HIM: Susan. Tall, dark hair.
ME: …?
HIM: Lives two houses down. SUSAN.
ME: …?
HIM: Has the pug and the golden retriev—
ME: OH, Lizard and Elliot’s mom!
There are so many firsts you can still experience at 40! Like finding your first chin hairs and having your first colonoscopy!
There are two kinds of dog owners. Those that have tried their dog’s treats and those that are lying.
If a person talks at you for more than 7 minutes straight without pause in a “conversation,” you should be able to go into screen saver mode.
[spelling bee]
Your word is ‘impossible’
“Oh, well I guess no point in trying”
*walks off stage*
Mirror, mirror on the wall, was the dwarfs’ mother high when she named them all?
I’m at my most optimistic when I believe I can cancel a free trial subscription before it expires.
A cop pulled me over because he thought I was talking on a cell phone but really I was just rubbing a slice of pizza on the side of my face
A chimney is the eyes into the Jesus.
When one chimney closes, God shuts another door.
The eyes of the door is where the Jesus is.
And then the fortune cookie company fired me
What’s dopamine is dopayours.
Judge: Ms Spears, how do you plea?
“I’m not. that. innocent.”
*frustrated defense counsel tosses like 9000 papers in the air*
In hell, your mouth is always freshly brushed & minty, and all they have to drink is orange juice.
My 3yo just ate a bunch of almonds and complained his chin hurt from the salt.
I asked him if he wanted a wet napkin to help.
He said he needed a dinner roll to help it.
Now he’s holding a King’s Hawaiian Roll on his chin.
My wife handed me a clean towel and asked me to “put it in its place.” So, I looked at it and said, “Don’t forget that you’re only a towel,” and I was reminded yet again of just how lucky this woman was to be married to me.
I enjoy quaint, old-fashioned customs like being nice to people.
Husband: I called my boss “Honey” today.
Wife: What? Why?
H: He was shouting at me and telling me I was wrong, and it just slipped out.

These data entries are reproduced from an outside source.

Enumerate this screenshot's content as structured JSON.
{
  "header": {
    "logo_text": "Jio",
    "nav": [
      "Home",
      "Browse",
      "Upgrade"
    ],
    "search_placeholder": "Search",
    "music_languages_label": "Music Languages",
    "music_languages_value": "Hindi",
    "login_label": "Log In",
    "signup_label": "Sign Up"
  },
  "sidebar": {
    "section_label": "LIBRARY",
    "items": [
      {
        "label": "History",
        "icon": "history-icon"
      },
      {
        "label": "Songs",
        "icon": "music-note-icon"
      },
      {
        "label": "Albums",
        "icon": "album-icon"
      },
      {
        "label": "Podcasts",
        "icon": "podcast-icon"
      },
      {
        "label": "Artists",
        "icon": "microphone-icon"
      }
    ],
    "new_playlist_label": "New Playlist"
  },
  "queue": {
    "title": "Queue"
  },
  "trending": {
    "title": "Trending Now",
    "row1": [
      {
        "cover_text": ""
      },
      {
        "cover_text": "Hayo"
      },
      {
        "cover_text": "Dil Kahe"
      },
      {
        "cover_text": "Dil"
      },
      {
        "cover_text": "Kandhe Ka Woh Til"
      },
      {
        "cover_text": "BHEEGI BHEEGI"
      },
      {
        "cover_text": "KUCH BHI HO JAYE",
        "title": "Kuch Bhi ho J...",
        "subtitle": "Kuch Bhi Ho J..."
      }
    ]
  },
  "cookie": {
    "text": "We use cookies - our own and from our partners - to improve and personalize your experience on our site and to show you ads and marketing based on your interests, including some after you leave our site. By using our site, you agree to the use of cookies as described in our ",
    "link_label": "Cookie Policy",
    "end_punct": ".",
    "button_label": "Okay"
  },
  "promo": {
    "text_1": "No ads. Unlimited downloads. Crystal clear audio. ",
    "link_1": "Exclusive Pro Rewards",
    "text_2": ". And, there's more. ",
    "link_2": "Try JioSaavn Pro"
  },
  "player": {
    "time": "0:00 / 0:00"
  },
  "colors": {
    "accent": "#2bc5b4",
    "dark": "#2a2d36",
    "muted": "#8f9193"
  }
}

“Your mission… Should you chose to accept it…”
*Go to a bar you Hate
*Put $50 in the Jukebox
*Play nothing but Nickelback
*Leave
[fumbling with my phone as I’m being murdered]
ME: *takes picture of my home screen*
my cornflakes bring all the boys to my yard
& theyre like
this cereals hard
damn right
my cereals hard
u should add milk
so its not so sharp
my daughter: dad I want you to meet my new boyfriend
me, modern and woke: okay great
my daughter: he’s a bee
me: *clenching my jaw* okay great
How to make a Disney Pixar film:
1. Take something that doesn’t talk
2. Make it talk
Well well well. If it isn’t my old nemesis, 2:34AM.
And I see you brought your little sidekick, Parade of Humiliating Moments.
I’m suppose to give my wife an injection today but she’s worried cuz she’s seen my many struggles with Capri Sun straws.
employer: if you’re sick don’t come to work so you don’t spread the germs!
employee: i’m sick
employer: how sick?
My 9th grade boyfriend texted me to let me know there is someone in Denver using my identity on Bumble but couldn’t give me much info because he didn’t swipe right. Trying to process which part of this is more upsetting.
I like to imagine that gymnastics competitions are just an elaborate game of ‘the floor is lava’.
Jesus: … when you saw only one set of footprints, that’s when I was carrying you.
Me: What about that spot with lots of footprints?
Jesus: I didn’t want to alarm you, but I did also fight some ninjas who were stalking us.
[first day at the cia]
supervisor: we need you to plant these bugs.
me: [nodding furiously] because that’s where they live.
It’s weird that when demons possess people, they rarely seem to speak the same language. It speaks to an underlying problem of managerial disorganization in hell imo
Maybe I just didn’t state this eloquently enough where’s my hammer?